Liothyronine for Depression: A Review and Guidance for Safety Monitoring
If you miss a dose of this medicine, take it as soon as possible. However, if it is almost time for your next dose, skip the missed dose and go back to your regular dosing schedule. If you use medicine to treat high cholesterol (including cholestyramine, colesevelam, colestipol), Kayexalate®, or sevelamer, take liothyronine at least 4 hours before you take any of these medicines. There are no adequate studies in women for determining infant risk when using this medication during breastfeeding.
- Also tell your health care professional if you have any other types of allergies, such as to foods, dyes, preservatives, or animals.
- Ask your pharmacist any questions you have about refilling your prescription.
- It is best to take it at the same time each day so your thyroid hormone level is kept at a constant level.
- This is because the dosages and fillers may vary ever so slightly between each manufacturer.

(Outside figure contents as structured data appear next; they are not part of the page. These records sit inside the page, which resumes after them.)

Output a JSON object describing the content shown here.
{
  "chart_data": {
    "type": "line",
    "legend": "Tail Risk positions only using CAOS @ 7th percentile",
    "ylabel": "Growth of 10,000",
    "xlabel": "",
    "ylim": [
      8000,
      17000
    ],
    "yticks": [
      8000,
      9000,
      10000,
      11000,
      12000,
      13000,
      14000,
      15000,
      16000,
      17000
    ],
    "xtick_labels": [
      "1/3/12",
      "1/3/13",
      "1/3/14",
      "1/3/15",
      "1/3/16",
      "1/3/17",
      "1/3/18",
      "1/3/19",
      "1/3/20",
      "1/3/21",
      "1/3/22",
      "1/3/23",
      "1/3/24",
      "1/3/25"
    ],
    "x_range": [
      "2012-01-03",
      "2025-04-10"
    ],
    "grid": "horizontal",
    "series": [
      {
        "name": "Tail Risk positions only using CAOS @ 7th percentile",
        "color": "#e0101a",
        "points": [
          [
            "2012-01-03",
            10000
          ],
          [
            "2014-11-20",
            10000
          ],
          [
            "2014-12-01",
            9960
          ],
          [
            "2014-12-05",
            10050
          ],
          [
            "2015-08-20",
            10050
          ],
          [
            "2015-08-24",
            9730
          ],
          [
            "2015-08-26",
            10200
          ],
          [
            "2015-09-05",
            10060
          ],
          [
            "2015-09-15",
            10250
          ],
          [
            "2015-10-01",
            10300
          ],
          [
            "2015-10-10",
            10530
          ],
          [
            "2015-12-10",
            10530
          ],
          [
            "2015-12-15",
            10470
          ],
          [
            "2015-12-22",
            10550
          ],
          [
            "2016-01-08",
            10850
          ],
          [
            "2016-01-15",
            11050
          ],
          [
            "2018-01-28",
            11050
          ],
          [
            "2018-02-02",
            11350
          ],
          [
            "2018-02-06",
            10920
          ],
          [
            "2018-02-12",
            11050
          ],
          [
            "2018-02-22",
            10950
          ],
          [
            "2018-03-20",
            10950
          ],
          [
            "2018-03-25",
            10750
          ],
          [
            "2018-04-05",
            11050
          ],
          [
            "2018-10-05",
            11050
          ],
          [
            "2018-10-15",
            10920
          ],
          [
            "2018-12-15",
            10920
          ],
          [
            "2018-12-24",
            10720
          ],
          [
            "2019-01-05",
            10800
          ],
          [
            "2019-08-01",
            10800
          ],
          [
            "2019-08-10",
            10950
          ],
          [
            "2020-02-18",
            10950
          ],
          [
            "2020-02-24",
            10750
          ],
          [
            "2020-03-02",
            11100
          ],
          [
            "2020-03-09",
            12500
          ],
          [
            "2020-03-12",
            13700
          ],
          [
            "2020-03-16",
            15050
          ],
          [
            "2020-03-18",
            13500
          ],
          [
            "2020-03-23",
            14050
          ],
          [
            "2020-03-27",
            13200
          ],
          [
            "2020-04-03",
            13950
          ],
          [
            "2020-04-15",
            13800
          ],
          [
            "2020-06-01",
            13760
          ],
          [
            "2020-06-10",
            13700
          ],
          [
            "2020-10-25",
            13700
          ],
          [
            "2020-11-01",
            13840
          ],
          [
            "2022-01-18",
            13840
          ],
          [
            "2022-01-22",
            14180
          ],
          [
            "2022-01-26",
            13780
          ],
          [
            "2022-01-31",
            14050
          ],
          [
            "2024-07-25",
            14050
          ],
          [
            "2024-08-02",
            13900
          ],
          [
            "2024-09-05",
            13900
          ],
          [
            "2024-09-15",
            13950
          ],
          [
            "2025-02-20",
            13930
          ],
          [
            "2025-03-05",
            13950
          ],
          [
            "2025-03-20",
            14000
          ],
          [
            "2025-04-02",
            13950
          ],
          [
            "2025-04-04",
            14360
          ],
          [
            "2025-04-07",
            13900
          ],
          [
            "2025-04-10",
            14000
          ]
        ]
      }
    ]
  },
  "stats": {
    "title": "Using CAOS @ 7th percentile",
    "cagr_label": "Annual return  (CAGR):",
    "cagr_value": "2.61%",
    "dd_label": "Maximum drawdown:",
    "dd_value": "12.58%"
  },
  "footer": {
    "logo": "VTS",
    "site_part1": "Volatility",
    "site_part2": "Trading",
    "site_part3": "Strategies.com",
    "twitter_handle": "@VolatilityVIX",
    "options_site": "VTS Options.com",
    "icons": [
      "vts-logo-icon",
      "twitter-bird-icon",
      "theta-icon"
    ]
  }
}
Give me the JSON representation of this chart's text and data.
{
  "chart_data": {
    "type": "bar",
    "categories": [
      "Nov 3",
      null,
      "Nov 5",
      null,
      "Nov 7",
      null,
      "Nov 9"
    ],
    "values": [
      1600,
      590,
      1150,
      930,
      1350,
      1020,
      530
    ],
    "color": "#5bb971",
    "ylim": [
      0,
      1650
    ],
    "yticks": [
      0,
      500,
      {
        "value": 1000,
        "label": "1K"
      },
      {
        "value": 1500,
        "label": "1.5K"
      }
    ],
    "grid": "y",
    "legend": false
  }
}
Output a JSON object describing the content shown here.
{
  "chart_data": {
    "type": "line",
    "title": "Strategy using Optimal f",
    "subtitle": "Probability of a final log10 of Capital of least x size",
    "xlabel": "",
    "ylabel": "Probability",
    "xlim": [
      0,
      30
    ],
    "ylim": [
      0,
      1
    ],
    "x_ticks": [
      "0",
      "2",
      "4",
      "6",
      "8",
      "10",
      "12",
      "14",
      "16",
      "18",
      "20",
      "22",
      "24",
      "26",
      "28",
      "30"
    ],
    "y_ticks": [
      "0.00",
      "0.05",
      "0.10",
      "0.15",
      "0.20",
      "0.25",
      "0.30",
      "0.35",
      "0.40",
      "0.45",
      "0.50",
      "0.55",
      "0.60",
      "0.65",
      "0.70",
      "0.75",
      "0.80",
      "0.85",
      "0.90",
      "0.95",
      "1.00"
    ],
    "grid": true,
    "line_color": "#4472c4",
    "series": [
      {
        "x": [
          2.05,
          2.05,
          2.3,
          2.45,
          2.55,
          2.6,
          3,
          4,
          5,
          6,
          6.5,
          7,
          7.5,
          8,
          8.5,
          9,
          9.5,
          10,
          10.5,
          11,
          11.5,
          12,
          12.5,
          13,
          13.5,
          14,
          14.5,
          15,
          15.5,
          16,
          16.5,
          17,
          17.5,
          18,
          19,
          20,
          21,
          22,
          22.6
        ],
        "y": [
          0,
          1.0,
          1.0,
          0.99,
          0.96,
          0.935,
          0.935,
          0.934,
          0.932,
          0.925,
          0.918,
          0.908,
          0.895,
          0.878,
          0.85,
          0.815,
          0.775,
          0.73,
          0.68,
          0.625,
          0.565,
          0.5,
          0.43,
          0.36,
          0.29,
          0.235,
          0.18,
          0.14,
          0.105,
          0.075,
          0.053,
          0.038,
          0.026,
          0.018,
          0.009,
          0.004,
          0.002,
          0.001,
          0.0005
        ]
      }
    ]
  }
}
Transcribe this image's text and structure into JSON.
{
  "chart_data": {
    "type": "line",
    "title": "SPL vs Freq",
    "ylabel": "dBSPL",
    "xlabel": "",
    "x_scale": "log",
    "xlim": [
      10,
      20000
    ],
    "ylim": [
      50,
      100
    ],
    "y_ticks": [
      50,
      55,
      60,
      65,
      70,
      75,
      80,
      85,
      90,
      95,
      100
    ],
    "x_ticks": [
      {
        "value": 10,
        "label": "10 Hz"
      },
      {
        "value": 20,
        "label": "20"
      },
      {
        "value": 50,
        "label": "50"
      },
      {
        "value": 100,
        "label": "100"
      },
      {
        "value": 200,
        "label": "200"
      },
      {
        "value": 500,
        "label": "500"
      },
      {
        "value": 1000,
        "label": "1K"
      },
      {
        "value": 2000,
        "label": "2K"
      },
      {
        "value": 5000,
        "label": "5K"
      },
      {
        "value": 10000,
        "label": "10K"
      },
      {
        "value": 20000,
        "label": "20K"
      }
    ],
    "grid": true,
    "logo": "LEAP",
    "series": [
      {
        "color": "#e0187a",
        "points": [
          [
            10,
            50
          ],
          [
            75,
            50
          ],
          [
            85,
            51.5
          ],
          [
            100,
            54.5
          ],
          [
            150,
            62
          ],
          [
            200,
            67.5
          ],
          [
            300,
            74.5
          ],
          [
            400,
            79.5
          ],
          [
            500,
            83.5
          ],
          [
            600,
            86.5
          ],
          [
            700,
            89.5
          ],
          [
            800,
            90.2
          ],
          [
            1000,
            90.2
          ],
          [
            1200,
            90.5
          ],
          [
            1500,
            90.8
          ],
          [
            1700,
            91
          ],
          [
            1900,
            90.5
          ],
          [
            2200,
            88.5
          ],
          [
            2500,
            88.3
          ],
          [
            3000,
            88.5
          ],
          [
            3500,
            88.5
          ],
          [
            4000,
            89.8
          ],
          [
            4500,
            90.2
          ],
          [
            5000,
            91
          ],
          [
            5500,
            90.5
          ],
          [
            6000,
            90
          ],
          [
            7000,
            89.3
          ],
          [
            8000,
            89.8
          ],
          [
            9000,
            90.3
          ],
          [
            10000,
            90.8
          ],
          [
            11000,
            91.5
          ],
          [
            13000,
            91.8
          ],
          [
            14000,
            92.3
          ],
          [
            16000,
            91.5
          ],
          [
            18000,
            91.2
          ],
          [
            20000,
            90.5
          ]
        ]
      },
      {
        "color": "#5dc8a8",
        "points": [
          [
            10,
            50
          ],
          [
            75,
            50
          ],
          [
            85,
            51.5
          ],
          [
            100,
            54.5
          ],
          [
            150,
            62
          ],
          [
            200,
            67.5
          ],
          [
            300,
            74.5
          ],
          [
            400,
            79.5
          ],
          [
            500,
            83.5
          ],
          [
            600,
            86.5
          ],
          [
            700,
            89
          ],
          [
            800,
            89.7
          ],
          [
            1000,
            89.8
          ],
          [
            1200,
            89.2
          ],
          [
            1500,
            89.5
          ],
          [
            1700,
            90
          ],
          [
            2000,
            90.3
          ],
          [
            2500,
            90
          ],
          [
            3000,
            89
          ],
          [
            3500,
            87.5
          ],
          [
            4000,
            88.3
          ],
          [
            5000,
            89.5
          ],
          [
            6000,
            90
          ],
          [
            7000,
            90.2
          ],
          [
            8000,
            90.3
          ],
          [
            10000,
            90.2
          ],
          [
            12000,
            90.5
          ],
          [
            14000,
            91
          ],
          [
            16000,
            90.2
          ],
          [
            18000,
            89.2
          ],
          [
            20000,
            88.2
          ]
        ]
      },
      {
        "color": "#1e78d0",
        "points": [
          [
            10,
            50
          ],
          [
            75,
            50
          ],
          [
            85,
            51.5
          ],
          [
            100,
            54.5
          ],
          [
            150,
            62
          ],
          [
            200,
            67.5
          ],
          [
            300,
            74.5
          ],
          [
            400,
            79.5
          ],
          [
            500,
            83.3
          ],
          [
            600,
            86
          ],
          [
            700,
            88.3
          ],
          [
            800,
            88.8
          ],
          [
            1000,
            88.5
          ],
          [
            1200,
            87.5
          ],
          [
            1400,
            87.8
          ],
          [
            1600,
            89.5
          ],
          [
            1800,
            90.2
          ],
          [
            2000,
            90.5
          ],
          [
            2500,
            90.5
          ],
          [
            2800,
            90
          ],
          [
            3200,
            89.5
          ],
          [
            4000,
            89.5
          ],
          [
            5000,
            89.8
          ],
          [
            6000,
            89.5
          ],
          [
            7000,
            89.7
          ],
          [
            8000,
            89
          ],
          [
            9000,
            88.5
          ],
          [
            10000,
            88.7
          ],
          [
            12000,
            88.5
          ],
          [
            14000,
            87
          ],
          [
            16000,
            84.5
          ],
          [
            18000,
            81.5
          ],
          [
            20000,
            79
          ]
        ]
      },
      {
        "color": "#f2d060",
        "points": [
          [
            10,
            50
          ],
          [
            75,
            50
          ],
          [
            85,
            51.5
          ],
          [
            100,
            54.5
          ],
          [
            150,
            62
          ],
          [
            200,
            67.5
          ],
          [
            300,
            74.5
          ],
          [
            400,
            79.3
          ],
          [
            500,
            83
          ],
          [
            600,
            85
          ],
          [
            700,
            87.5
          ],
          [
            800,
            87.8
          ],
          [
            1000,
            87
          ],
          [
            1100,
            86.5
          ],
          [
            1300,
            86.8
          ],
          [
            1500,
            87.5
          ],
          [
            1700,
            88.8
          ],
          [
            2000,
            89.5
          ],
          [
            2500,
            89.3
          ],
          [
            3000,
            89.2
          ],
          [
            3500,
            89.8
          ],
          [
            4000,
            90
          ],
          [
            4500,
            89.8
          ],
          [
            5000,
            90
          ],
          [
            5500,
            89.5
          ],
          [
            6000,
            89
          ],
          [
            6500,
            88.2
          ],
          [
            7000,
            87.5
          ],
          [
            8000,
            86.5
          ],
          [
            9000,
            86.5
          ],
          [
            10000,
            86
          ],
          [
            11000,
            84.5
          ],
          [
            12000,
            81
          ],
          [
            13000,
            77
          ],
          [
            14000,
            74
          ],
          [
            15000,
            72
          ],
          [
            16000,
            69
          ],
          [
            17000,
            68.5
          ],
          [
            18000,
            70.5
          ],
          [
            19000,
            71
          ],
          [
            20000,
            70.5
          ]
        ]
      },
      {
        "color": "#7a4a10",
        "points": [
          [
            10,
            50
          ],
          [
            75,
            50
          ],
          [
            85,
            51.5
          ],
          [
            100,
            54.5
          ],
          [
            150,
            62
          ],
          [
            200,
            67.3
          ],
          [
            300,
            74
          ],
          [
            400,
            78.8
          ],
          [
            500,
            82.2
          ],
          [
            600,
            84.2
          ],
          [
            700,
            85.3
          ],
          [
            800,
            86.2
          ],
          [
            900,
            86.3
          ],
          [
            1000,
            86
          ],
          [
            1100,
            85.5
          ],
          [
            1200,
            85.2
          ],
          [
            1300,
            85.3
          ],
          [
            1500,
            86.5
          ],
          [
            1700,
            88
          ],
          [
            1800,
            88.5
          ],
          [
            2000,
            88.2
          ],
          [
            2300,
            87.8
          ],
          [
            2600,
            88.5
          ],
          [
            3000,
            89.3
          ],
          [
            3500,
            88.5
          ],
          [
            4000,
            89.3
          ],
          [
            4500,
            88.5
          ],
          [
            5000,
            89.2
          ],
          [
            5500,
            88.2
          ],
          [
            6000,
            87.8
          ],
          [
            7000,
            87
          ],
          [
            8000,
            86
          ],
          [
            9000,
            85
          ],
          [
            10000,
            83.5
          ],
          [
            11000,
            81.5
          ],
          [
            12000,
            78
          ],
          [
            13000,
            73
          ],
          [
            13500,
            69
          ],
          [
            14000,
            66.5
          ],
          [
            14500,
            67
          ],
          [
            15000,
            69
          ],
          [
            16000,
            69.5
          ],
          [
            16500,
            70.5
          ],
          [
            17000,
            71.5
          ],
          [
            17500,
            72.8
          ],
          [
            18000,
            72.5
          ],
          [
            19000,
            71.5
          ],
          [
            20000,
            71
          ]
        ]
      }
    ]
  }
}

T3 Thyroid Medication: The Most Comprehensive Overview
Additional details of controlled augmentation studies are noted in Table 1. Thyroid compounds https://www.itimbre.com/steroids-pharmacological-understanding-their-uses-4/ are usually prepared in the same physiological ratio that is found in NDT products. However, physicians can elect to change the amount of T3 and T4, as compounding pharmacists must make the medications from scratch. This can be a huge advantage for patients who did not feel well on conventional treatments or natural desiccated thyroid treatments.
Pediatric Thyroid Information
It may take several weeks before you start to notice an improvement in your symptoms. Since postpartum TSH levels are similar to preconception values, the CYTOMEL dosage should return to the pre-pregnancy dose immediately after delivery see DOSAGE AND ADMINISTRATION. Animal studies have not been performed to evaluate the carcinogenic potential, mutagenic potential or effects on fertility of liothyronine sodium. Concurrent use of tyrosine-kinase inhibitors such as imatinib may cause hypothyroidism.
Therefore, initiate thyroid hormone immediately upon diagnosis. Thyroid hormone is generally continued for life in these patients. Obtain serum TSH, T4, and T3 levels at the end of the trial period, and use laboratory test results and clinical assessments to guide diagnosis and treatment, if warranted see DOSAGE AND ADMINISTRATION. Monitor for cardiac arrhythmias during surgical procedures in patients with coronary artery disease receiving suppressive CYTOMEL therapy.
If you think you have become pregnant while using this medicine, tell your doctor right away. You may need a larger dose of liothyronine while you are pregnant. It is very important that your doctor check your or your child’s progress at regular visits.